Por consequência, esses créditos não se submetem aos efeitos da recuperação judicial, permanecendo, portanto, extraconcursais. Trata-se de uma afirmação relevante, sobretudo pelo impacto prático que gera no equilíbrio entre credores e devedores.

O fundamento adotado pela Corte repousa essencialmente na leitura do artigo 79 da Lei nº 5.764/71, combinado com a redação atual da Lei n. 11.101/2005, que passou, após a reforma, a excluir expressamente os atos cooperativos do alcance do processo.

De acordo com o relator, ministro Ricardo Villas Bôas Cueva, a relação entre cooperativa e cooperado preserva sua essência mutualista, ainda que envolva operações de crédito, justamente por estar inserida na lógica do fomento recíproco entre associados.

O raciocínio jurídico é tecnicamente consistente, ao menos sob a ótica formal do cooperativismo. Contudo, ele nos conduz, inevitavelmente, à reflexão sobre os contornos que delimitam a fronteira entre o ato cooperativo genuíno e a atividade financeira típica de mercado.

Essa linha, como se sabe, não é tão nítida quanto poderia parecer à primeira leitura da legislação. Há situações em que a operação, embora formalmente amparada pelo estatuto cooperativista, materializa-se, na prática, como uma atividade essencialmente bancária.

Há pouco tempo, o Tribunal de Justiça de Mato Grosso reconheceu, ao julgar o Agravo de Instrumento n. 1000646-39.2025.8.11.0000, que uma cooperativa de crédito, ao operar com características tipicamente bancárias, não poderia invocar o manto do ato cooperativo para escapar dos efeitos da recuperação judicial.

Naquele caso, a Corte Estadual foi enfática ao afirmar que não basta a roupagem jurídica da cooperativa. Se a atuação se descola do mutualismo e passa a replicar, de forma substancial, práticas próprias do mercado financeiro, a proteção legal conferida aos atos cooperativos deixa de encontrar respaldo.

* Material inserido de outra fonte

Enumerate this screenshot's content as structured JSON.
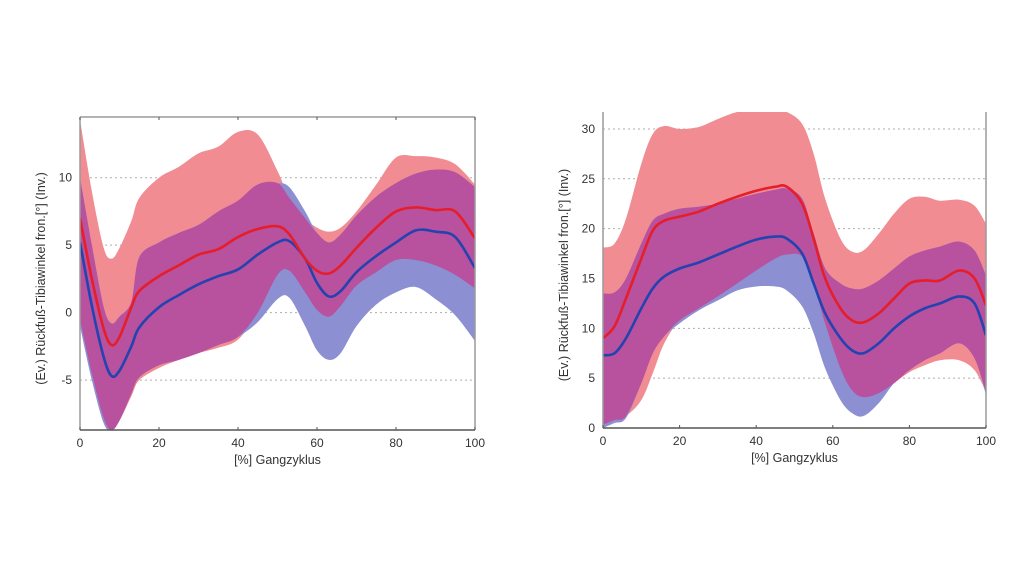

A decisão do STJ, por sua vez, não chega a contradizer esse entendimento, mas revela a necessidade de um exame extremamente rigoroso da natureza concreta da operação. Nem todo contrato firmado no âmbito de uma cooperativa é, automaticamente, um ato cooperativo.

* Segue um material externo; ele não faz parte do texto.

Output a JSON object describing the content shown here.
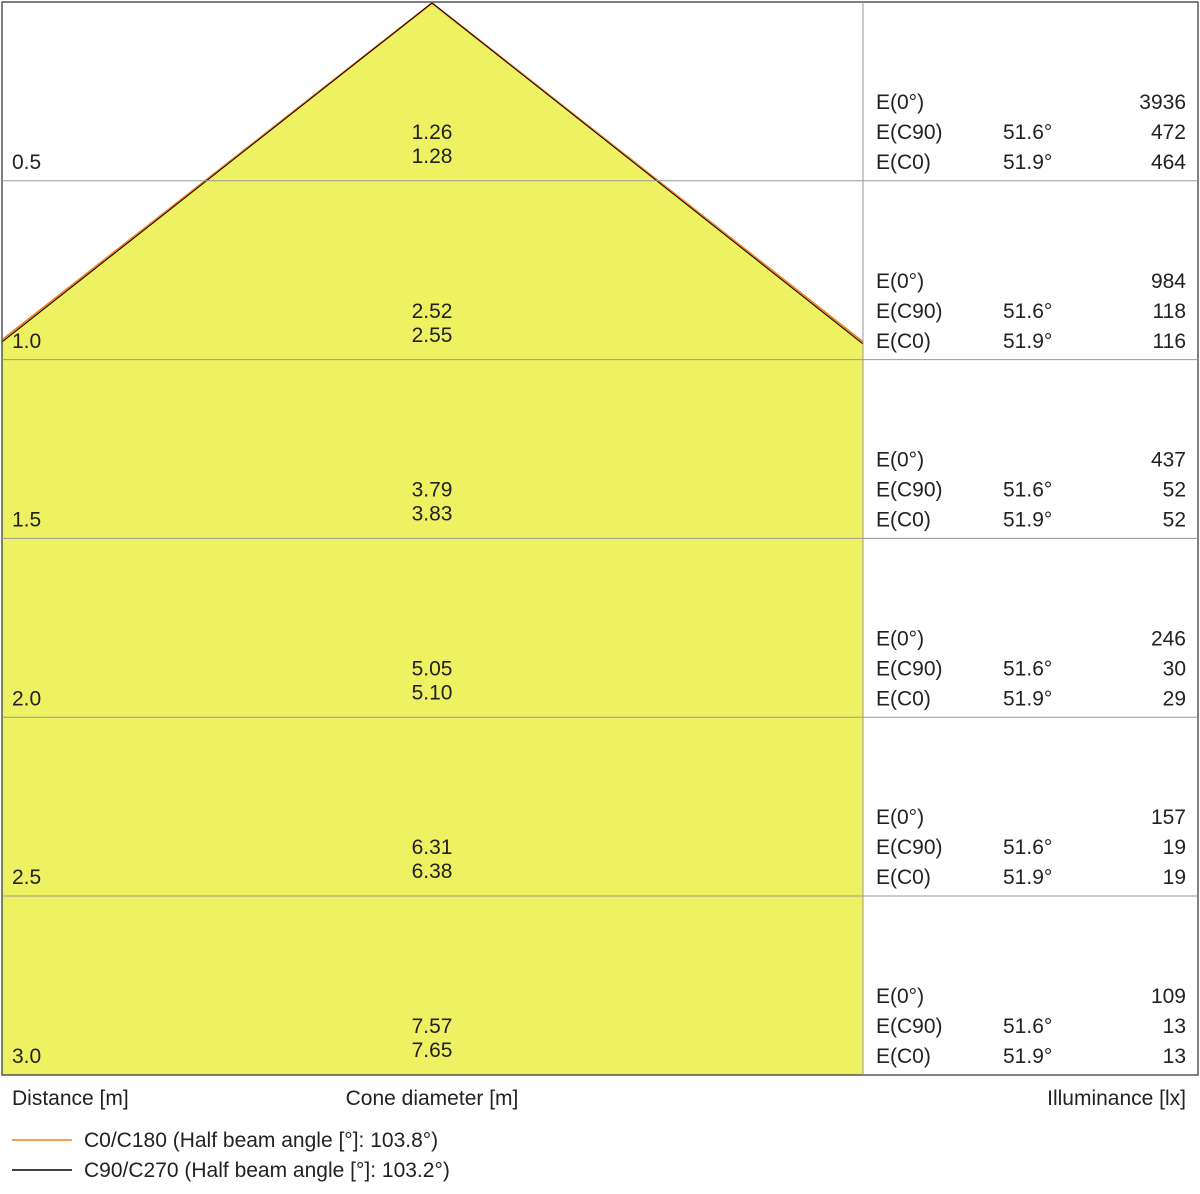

A tipificação formal do contrato não deve servir de blindagem para práticas que, na essência, violam o equilíbrio do sistema concursal.

Se, de um lado, é inegável que o cooperativismo deve ser protegido enquanto modelo jurídico e econômico legítimo, de outro, é igualmente imperioso que se coíbam distorções que permitam a fuga seletiva das regras do concurso de credores.

A linha é tênue. E por isso, o critério não pode ser meramente formal. O exame deve ser material, atento ao efetivo conteúdo econômico da operação, sob pena de esvaziar os próprios fundamentos que sustentam a lógica do sistema.

O julgamento do STJ, portanto, não encerra o debate. O desafio, daqui em diante, será definir com precisão onde termina o ato cooperativo legítimo e onde começa a atividade financeira típica que deve, sim, se submeter às regras do mercado e, consequentemente, aos efeitos do regime recuperacional.